The clashes on Thursday resumed after protesters marched on the police headquarters, which they had already set ablaze on Tuesday, chanting "the interior ministry are thugs," an AFP correspondent reported.

Police fired tear gas and then birdshot as soldiers, deployed in the city since late January, moved in to guard the police building.

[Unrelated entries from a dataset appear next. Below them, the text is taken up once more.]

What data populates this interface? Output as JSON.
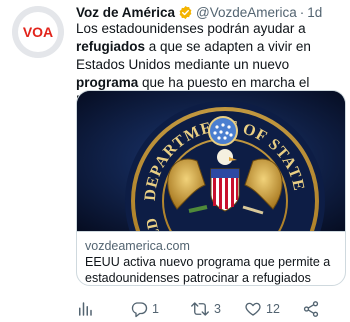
{
  "author": {
    "name": "Voz de América",
    "handle": "@VozdeAmerica",
    "separator": "·",
    "time": "1d",
    "avatar_text": "VOA"
  },
  "tweet": {
    "text_parts": [
      {
        "text": "Los estadounidenses podrán ayudar a ",
        "bold": false
      },
      {
        "text": "refugiados",
        "bold": true
      },
      {
        "text": " a que se adapten a vivir en Estados Unidos mediante un nuevo ",
        "bold": false
      },
      {
        "text": "programa",
        "bold": true
      },
      {
        "text": " que ha puesto en marcha el Departamento de Estado.",
        "bold": false
      }
    ]
  },
  "card": {
    "domain": "vozdeamerica.com",
    "title_line1": "EEUU activa nuevo programa que permite a",
    "title_line2": "estadounidenses patrocinar a refugiados",
    "image_text_top": "DEPARTMENT OF STATE",
    "image_text_left": "UNITED"
  },
  "actions": {
    "reply_count": "1",
    "retweet_count": "3",
    "like_count": "12"
  },
  "colors": {
    "verified": "#f4b400",
    "secondary": "#536471",
    "border": "#cfd9de"
  }
}
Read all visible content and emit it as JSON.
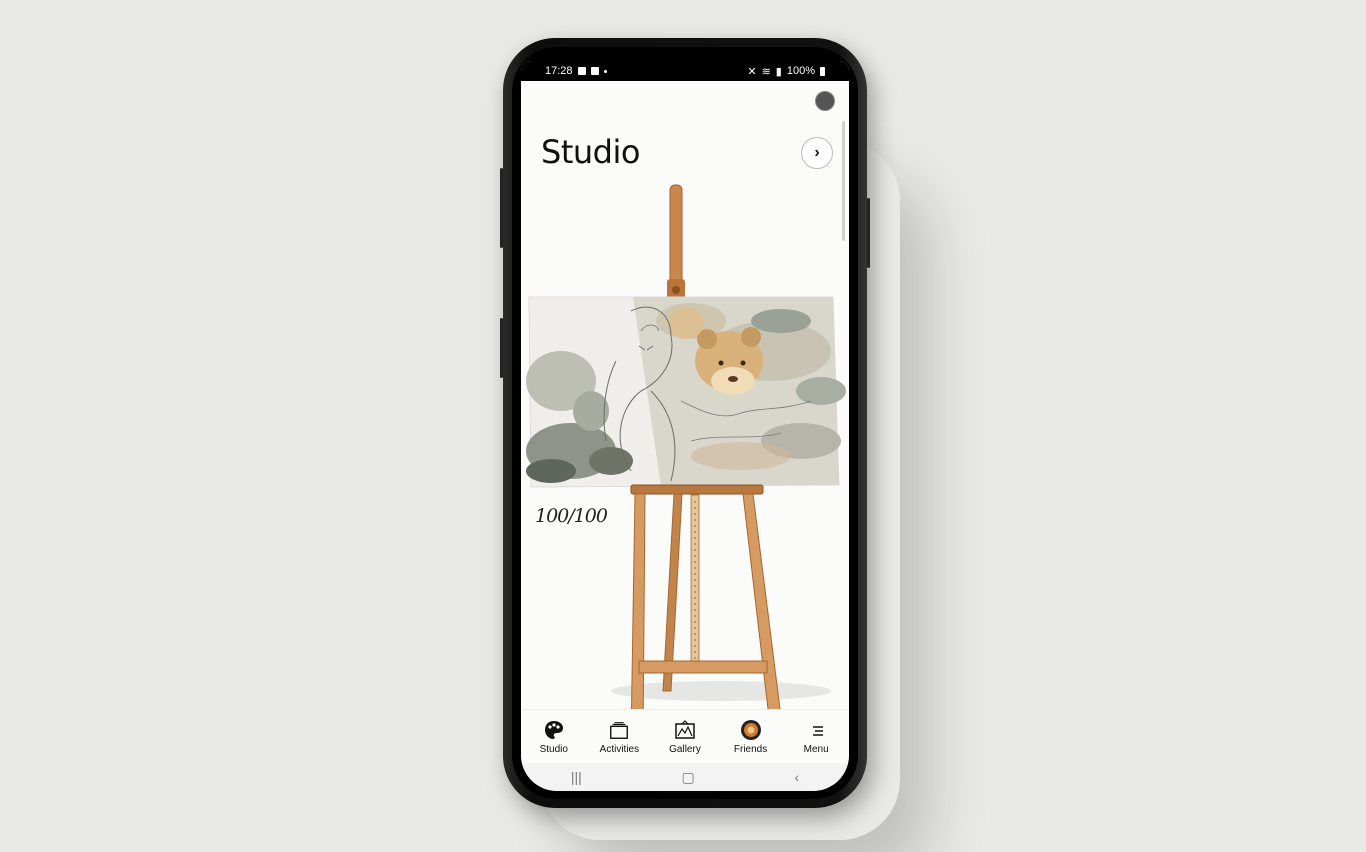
{
  "statusbar": {
    "time": "17:28",
    "battery": "100%"
  },
  "header": {
    "title": "Studio",
    "next_icon": "chevron-right-icon"
  },
  "canvas": {
    "progress": "100/100",
    "progress_fraction": 1.0
  },
  "bottom_nav": {
    "items": [
      {
        "label": "Studio",
        "icon": "palette-icon"
      },
      {
        "label": "Activities",
        "icon": "folder-stack-icon"
      },
      {
        "label": "Gallery",
        "icon": "gallery-frame-icon"
      },
      {
        "label": "Friends",
        "icon": "friends-avatar-icon"
      },
      {
        "label": "Menu",
        "icon": "menu-icon"
      }
    ]
  },
  "system_nav": {
    "recents": "|||",
    "home": "▢",
    "back": "‹"
  },
  "colors": {
    "wood": "#c98a4f",
    "wood_dark": "#a8662e",
    "accent": "#111111",
    "screen_bg": "#fbfbfa"
  }
}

The unrest in the Suez Canal city, fuelled by January death sentences handed down to football fans over deadly rioting last year, flared again on Sunday, with six people, including three policemen, dying in the clashes.

Disgruntled police meanwhile continued strikes across the country, with officers demanding better protection.

Hundreds of police refused to work for a second day Friday at a base outside Ismailia, about 70 kilometers south of Port Said, demanding more arms after several of their colleagues were killed in recent clashes.

Police also went on strike in Tanta, north of Cairo, while security forces charged with guarding one of President Mohammed Mursi's residences in the Nile Delta started a sit-in at a sports stadium to demand legal protection from prosecution over their actions to control civil unrest.

They said they did not want to get mixed up in the country's political crisis, state news agency MENA reported.

Dozens of police protested peacefully in Egypt's second city of Alexandria, saying they did not want their work to become politicized and chanting "the police are not against the people," MENA said.